A Voluntary Crucifixion

"...even ingested in small mouthfuls, this is a highly personal and unsettling reading experience...the book is extraordinary. When it is not a call to action, it teems with so many clear-eyed, rude, and perspicacious observations that Swift’s admonition applies to it perfectly – that we will know a genius among us by this sign: that all the dunces are in confederacy against him."
Pat Shannon, The Dalhousie Review

"A VOLUNTARY CRUCIFIXION is worth finding, buying, reading and savoring. MacKinnon is an underappreciated gem who, in a perfect world, would be a household name, and for more than one reason. Make him one in yours."

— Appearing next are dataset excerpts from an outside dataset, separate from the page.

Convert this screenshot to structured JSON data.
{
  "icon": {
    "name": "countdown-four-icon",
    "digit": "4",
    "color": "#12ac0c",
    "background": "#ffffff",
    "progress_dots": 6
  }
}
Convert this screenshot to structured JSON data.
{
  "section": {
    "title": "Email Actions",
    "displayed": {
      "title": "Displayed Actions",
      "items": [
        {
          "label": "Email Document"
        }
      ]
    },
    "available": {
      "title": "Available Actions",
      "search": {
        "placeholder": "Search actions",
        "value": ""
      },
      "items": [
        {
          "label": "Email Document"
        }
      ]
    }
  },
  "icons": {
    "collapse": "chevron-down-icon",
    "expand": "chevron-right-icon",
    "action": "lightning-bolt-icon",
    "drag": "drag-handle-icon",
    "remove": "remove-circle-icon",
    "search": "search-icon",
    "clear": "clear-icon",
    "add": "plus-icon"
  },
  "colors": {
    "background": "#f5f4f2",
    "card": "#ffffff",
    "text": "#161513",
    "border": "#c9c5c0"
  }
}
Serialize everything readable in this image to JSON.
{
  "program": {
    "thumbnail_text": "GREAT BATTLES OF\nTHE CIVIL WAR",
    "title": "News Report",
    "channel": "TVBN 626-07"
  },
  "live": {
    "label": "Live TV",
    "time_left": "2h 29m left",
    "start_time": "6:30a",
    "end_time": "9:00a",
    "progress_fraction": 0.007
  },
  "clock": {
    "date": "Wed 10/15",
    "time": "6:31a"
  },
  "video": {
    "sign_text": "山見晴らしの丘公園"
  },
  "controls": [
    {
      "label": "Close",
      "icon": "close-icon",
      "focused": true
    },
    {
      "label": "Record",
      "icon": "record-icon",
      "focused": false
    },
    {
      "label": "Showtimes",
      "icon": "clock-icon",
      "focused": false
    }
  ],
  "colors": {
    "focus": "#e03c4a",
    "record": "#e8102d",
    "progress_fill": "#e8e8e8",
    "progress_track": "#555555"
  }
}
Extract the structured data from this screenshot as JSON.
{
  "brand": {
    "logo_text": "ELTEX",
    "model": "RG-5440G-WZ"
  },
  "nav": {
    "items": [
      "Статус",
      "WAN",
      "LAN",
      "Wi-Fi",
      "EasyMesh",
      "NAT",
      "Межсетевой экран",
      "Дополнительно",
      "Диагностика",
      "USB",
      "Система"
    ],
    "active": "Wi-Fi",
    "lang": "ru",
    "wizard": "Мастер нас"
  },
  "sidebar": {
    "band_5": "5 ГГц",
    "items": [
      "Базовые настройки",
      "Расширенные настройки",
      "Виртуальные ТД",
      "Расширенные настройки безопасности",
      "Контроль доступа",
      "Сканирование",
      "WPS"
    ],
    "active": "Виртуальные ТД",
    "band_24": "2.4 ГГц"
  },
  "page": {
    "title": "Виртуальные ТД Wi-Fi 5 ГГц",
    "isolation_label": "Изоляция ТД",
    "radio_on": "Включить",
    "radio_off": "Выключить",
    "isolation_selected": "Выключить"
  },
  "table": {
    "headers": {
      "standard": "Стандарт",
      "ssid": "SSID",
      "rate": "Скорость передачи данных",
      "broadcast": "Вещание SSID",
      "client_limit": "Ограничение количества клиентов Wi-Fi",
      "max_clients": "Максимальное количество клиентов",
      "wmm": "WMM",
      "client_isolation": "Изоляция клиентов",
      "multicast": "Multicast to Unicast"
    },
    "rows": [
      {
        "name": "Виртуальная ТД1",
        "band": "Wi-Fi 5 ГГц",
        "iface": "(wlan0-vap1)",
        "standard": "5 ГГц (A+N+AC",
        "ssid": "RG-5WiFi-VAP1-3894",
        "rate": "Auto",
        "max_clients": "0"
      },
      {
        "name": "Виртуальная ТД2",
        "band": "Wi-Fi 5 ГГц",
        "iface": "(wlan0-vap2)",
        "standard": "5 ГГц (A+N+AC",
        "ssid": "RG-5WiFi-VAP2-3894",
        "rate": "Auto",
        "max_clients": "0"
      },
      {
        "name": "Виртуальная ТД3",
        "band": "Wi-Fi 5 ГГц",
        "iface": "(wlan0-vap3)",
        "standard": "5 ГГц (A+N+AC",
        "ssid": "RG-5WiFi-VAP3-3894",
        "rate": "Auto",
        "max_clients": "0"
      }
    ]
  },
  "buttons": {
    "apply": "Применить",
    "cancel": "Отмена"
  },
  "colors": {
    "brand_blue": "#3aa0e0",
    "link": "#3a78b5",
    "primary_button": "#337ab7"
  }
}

Joe Hartlaub, New York's Book Reporter

"“MacKinnon has carefully prepared the wall, knows his craft and his tools, and has done his work before the plaster has a chance to dry so that the colours are sure to take hold. His colourful story will last long after the dry work of most Canadian novels has dimmed and faded.”
Jim Christy, The Ormsby Review

"MacKinnon's literary style is full-on and entirely unforgiving. Applied to the story of his own life this could create an impression of self-indulgence; but such a crtiticism is harsh on both author and story. The narrative arc of Mackinnon's life embraces places and situations that would be beyond the imagination of many fiction writers. From separationist Quebec to the darker quarters of Paris, from the southern highlands of Malagasy to the doors of the Vatican it ebbs and flows and the reader is never too sure where next he will be taken. But at its heart are enduring themes - a man's relationship with his father and his own family. And it is these threads that provide a solid counterpoint to the madness of Mackinnon's life and, ultimately, transform this book into a thing of beauty."